The Power of DESI for Photometric Redshift Calibration: A Case Study with KiDS-1000
Diana Blanco, Alexie Leauthaud, Johannes Ulf Lange, Angus H. Wright, Hendrik Hildebrandt, Sven Heydenreich, Darshika Ravulapalli, Joshua Ratajczak, Kyle S. Dawson, Jamie McCullough, Biprateep Dey, Jessica N. Aguilar, Steven Ahlen, Abhijeet Anand, Davide Bianchi, Chris Blake, David Brooks, Francisco J. Castander, Todd Claybaugh, Andrei Cuceu, Axel de la Macorra, John Della Costa, Arjun Dey, Ann Elliott, Ni Putu Audita Placida Emas, Simone Ferraro, Andreu Font-Ribera, Jaime E. Forero-Romero, Cristhian Garcia-Quintero, Enrique Gaztañaga, Satya Gontcho A Gontcho, Gaston Gutierrez, Dragan Huterer, Mustapha Ishak, Jorge Jimenez, Shahab Joudaki, Dick Joyce, Stephanie Juneau, David Kirkby, Anthony Kremin, Alex Krolewski, Claire Lamman, Martin Landriau, Laurent Le Guillou, Marc Manera, Aaron Meisner, Ramon Miquel, John Moustakas, Seshadri Nadathur, Jeffrey A. Newman, Will Percival, Anna Porredon, Francisco Prada, Ignasi Pérez-Ràfols, Amy Robertson, Graziano Rossi, Eusebio Sanchez, Christoph Saulder, Agne Semenaite, David Schlegel, Hee-Jong Seo, Joseph H. Silber, David Sprayberry, Gregory Tarlé, Benjamin A. Weaver, Rongpu Zhou, Hu Zou
TL;DR
This study evaluates the Dark Energy Spectroscopic Instrument (DESI) as a favorable resource for photometric-redshift calibration in weak-lensing surveys, using KiDS-1000 and a Self-Organizing Map (SOM) approach to map color–magnitude space. By calibrating $n(z)$ via $p(z|c)$ within SOM cells and applying DESI and KiDS spectroscopic samples, the work finds broad agreement with KiDS-based redshift distributions but reveals small but systematic shifts in $\langle z\rangle$ and $\tilde{z}$ in tomographic edges, driven by spectroscopic incompleteness and DESI's redshift limit of $z<1.6$. The analysis shows that when restricted to jointly occupied SOM cells, DESI increases spectroscopic coverage by a factor of ~1.6 in overlapping regions, but differences in color–magnitude selection between surveys introduce biases in the high- and low-redshift tails, especially where zCOSMOS-D contributes high-$z$ sources.
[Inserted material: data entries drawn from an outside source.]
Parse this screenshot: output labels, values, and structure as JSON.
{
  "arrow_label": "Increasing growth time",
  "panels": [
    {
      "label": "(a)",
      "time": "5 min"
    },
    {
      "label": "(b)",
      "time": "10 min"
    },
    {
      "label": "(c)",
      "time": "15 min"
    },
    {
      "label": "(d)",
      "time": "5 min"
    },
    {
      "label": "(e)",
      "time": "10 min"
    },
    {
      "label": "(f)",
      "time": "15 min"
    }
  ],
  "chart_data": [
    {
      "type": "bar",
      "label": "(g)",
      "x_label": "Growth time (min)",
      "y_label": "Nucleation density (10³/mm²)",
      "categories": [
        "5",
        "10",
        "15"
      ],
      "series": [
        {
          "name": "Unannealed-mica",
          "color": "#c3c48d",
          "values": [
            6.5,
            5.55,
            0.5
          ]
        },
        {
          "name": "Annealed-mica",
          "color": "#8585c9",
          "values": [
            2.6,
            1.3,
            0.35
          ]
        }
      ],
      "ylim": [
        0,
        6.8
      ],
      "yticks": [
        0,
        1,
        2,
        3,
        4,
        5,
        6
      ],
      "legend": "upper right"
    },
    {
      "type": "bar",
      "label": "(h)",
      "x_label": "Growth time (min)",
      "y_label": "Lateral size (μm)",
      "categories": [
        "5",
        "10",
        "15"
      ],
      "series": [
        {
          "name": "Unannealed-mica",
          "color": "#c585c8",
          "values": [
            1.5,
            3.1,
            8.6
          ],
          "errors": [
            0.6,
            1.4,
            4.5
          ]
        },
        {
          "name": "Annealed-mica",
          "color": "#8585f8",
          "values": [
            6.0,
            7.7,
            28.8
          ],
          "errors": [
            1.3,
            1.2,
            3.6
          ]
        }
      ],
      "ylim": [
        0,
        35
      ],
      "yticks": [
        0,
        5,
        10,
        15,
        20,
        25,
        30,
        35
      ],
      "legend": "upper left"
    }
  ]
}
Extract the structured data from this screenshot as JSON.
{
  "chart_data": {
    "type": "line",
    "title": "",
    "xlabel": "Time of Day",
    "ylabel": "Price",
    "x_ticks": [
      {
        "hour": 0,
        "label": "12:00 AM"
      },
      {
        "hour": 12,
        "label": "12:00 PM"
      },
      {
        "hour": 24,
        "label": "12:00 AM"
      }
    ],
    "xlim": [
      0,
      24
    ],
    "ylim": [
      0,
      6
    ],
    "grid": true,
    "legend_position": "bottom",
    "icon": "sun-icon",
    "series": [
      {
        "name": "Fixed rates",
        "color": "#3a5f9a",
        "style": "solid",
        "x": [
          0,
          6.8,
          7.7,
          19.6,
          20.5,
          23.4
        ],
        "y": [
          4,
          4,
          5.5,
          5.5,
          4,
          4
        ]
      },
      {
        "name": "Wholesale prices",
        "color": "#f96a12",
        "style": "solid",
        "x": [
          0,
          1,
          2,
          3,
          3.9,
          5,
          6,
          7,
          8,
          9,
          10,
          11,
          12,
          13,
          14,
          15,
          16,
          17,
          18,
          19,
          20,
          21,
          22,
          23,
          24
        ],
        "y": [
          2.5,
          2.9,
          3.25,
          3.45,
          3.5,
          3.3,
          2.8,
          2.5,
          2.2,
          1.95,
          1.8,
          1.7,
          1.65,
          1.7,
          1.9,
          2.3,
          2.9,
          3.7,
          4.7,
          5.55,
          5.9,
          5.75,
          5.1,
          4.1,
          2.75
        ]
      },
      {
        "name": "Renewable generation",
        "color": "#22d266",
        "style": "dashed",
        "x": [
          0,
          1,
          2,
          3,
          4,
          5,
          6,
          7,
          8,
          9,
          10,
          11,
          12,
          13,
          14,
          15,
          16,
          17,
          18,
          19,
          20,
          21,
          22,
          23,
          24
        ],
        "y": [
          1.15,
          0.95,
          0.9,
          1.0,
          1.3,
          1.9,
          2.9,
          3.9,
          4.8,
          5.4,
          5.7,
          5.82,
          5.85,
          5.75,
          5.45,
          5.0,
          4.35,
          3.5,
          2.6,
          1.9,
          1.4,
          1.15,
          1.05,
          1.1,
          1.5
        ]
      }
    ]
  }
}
The results highlight the importance of uniform, deep photometric coverage to fully exploit DESI for photo-$z$ calibration and set the stage for extended footprints and future joint analyses with upcoming surveys like LSST and Euclid.
Abstract
Accurate redshift estimates are a critical requirement for weak lensing surveys and one of the main uncertainties in constraints on dark energy and large-scale cosmic structure. In this paper, we study the potential to calibrate photometric redshift (photo-z) distributions for gravitational lensing using the Dark Energy Spectroscopic Instrument (DESI). Since beginning its science operations in 2021, DESI has collected more than 50 million redshifts, adding about one million monthly. In addition to its large-scale structure samples, DESI has also acquired over 256k high-quality spectroscopic redshifts (spec-zs) in the COSMOS and XMM and VVDS fields. This is already a factor of 3 larger than previous spec-z calibration compilations in these two regions. Here, we explore calibrating photo-zs for the subset of KiDS-1000 galaxies that fall into joint self-organizing map (SOM) cells overlapping the DESI COSMOS footprint using the DESI COSMOS observations. Estimating the redshift distribution in KiDS-1000 with the new DESI data, we find broad consistency with previously published results while also detecting differences in the mean redshift in some tomographic bins with an average shifts of Delta Mean(z) = -0.028 in the mean and Delta Median(z) = +0.011 in the median across tomographic bins. However, we also find that incompleteness per SOM cell, i.e., groups of galaxies with similar colors and magnitudes, can modify n(z) distributions. Finally, we comment on the fact that larger photometric catalogs, aligned with the DESI COSMOS and DESI XMM and VVDS footprints, would be needed to fully exploit the DESI dataset and would extend the coverage to nearly eight times the area of existing 9-band photometry.